Bilirkişilik yapılan dosyalarla ilgili bu şekilde açıklama yapılmasının mevzuata aykırılığı küçük bir problem. Asıl sorun 7 ay olarak ifade edilmekle birlikte fiilen 5 aylık sürede 4 bin dosya ile “uğraşılmış” olmasında. 4000 raporu 7 ayda tamamlamak için hiç ara vermeden her gün ortalama 19 rapor yazılması gerekli. Bir günde bırakın 19 rapor yazılmasını, yazılmış 19 rapor okunamaz, kontrol edilemez, değerlendirilemez, varsa hataları düzeltilemez. Nitekim, depremden sonraki ilk 2 ay dosyalar oluşturuldu, bilirkişilere 2 aydan sonra iletilebildi. Fiilen 5 ay çalışıldığı ve yalnızca hafta içi çalışıldığı düşünülürse günlük 36 rapor yazılması gerekli. Akademisyenlerin aynı zaman diliminde ders verdikleri, tez yönettikleri, başkaca akademik faaliyetlere katıldıkları, defalarca deprem bölgesini ziyaret edip çalışma yaptıkları, birçok resmi toplantıya da katıldıkları dikkate alınınca insan sormadan edemiyor: Kim yazdı bu raporları?

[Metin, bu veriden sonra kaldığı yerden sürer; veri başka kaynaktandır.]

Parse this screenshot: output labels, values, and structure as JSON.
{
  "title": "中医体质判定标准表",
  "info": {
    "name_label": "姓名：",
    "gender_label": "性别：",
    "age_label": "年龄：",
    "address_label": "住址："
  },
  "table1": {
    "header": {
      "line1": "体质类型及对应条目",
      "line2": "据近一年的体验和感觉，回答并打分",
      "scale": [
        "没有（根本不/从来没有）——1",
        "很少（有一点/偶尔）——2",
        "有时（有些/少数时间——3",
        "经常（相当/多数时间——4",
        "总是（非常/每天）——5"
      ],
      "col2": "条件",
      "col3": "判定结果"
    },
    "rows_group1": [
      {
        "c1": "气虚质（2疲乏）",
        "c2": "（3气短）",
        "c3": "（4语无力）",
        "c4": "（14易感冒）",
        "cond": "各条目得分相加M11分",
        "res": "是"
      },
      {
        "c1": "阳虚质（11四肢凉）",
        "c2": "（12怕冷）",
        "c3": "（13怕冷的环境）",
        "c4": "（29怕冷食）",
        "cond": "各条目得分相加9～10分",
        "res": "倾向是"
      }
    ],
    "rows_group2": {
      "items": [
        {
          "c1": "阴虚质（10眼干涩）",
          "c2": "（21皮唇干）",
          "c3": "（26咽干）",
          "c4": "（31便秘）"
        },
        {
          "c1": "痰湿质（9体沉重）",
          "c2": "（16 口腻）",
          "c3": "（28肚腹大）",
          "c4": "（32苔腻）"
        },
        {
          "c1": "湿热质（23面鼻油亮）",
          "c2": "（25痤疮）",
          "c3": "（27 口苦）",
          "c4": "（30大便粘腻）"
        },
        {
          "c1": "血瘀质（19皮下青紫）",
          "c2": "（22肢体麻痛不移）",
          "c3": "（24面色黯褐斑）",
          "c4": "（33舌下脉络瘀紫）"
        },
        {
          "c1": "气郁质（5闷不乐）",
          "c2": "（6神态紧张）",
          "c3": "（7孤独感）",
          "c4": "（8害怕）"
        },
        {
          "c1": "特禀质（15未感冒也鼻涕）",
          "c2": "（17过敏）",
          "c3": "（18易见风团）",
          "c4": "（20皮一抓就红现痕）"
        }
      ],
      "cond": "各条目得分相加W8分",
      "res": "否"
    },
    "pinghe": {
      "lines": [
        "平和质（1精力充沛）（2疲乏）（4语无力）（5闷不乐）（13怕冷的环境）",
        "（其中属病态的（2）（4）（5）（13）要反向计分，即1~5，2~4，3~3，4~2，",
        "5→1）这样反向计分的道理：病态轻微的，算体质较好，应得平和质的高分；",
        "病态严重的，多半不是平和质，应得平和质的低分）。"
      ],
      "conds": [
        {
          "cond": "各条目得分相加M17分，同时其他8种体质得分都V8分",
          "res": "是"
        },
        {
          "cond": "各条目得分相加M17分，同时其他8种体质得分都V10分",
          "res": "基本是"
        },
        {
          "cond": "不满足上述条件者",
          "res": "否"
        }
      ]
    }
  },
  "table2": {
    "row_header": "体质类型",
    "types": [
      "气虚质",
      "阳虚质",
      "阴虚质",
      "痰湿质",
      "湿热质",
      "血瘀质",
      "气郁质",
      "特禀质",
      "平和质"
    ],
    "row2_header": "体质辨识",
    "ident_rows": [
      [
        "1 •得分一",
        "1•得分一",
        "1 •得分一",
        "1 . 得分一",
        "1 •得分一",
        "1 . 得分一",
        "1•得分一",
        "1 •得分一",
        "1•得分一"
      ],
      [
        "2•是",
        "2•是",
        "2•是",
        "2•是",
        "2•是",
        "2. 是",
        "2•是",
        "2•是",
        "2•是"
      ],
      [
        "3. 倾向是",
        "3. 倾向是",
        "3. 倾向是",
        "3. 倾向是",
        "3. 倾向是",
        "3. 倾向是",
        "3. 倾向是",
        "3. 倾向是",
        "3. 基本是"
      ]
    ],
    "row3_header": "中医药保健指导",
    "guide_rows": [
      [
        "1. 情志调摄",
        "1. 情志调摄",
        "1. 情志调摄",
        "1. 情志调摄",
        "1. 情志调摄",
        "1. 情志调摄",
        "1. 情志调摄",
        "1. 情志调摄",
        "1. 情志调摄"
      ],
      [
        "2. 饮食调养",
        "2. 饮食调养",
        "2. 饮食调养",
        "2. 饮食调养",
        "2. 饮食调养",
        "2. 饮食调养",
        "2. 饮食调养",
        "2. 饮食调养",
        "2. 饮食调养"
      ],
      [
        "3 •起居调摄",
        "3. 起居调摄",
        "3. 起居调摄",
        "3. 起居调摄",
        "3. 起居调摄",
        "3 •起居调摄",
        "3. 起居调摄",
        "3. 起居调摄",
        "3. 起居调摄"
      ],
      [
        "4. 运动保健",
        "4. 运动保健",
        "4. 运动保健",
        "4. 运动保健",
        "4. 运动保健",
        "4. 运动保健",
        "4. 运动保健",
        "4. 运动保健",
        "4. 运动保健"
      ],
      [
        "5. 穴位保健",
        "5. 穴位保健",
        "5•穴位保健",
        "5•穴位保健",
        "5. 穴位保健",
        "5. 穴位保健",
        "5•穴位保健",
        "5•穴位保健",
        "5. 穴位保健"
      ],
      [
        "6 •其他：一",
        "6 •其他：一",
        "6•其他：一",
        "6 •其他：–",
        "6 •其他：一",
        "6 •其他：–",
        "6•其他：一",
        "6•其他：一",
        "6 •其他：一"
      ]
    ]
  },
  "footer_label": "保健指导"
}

Belki de bu yazı ve röportajdan sonra, sahadan gelen baskılarla da bilirkişi raporları başka üniversitelere de gönderilmeye başlandı. Ancak nasıl gönderildiği, Savcılarımızın dosyaları göndermeden önce hocalarımızla nasıl görüşmeler yaptıkları ayrı bir yazı konusu olsun.
Ancak aynı üniversiteden çıkan bilirkişi heyet raporu sayısının 6 bini geçtiği söyleniyor.
Bu kadar rapor gereken özenle hazırlanabilir mi?
Şimdi parantezi kapatalım ve adli uzmanın raporunda yer alan sonuç bölümünden alıntı yapalım.
“Bilirkişi raporlarının 2.sayfalarında hazırlayanların adları (7 kişi) karşısında adlarına atfen birer adet mavi renkli kalem renk tonlarında imza tatbik edilmiştir.
Eğer iki imza/paraf birbirini tamamlar şekilde/aynısı ise mutlaka en az bir tanesi taklit/sahtedir veya dijital yöntemlerle ayni kaligrafik desenle imza atılmış-monte edilmiştir.
Bu imzaların hiçbirinin ıslak imza olmadığı, şahısların orijinal imzalarından üretilen fotoğraf imzanın belgelere monte edildiği, imzaların dizayn, yerleşim yeri, mürekkep rengi, imza karakteristiği yönünden TIPKI-AYNI-OTOMATİK-FOTOKOPİ imzası/paraf oluşturma programı veya yerleştirilmesi suretiyle belgelerin paraflı imzalı hale getirildiği anlaşılmıştır.
12 adet belge de her belge kendi içindeki tüm sayfalarında hazırlayanlar adına yer alan paragrafların AYNI-TIPKI baskı monte olduğu 12 adet belgede kısmi hazırlayan değişikliği ile yine yer alan PARAGRAFLARIN AYNI-TIPKI baskı-monte olduğu tespit edilmiştir”
Adli uzmanın raporunda tüm imzalar gösterilmiş ve paraflar da her rapordan 3 sayfa örnek gösterilerek aynılıkları gösterilmiş. Kopyalama işleminin nasıl yapıldığı da anlatılmış. İmzaları vermeyelim ama paraflardan birkaç örnek gösterelim.
Parafların ve burada göstermediğimiz imzaların kopya olduğunu anlamak için uzman olmaya gerek var mı?
Okuyup ıslak imza atacak vakit bulunamadan veya en azından bu kadar değer verilmeden hazırlanan Bilirkişi Heyet Raporları mahkemelerce hükme esas alınabilir mi? Mahkeme heyetlerinde teknik uzman olmayan yargı mensupları bu raporlarla yanlış yönlendirilmiş olmaz mı? Kopya imzaları yer alan akademisyenlerce okunmadan dosyalara dahil edildiği düşünülen raporlarla adil yargılama sağlanabilir mi? Hem mağdurların hem yargılananların (ki her biri aynı zamanda depremzededir) adalete erişimleri gecikmez mi?
Allah aşkına ne yapıyoruz? Yoksa amaç adil yargılama değil mi?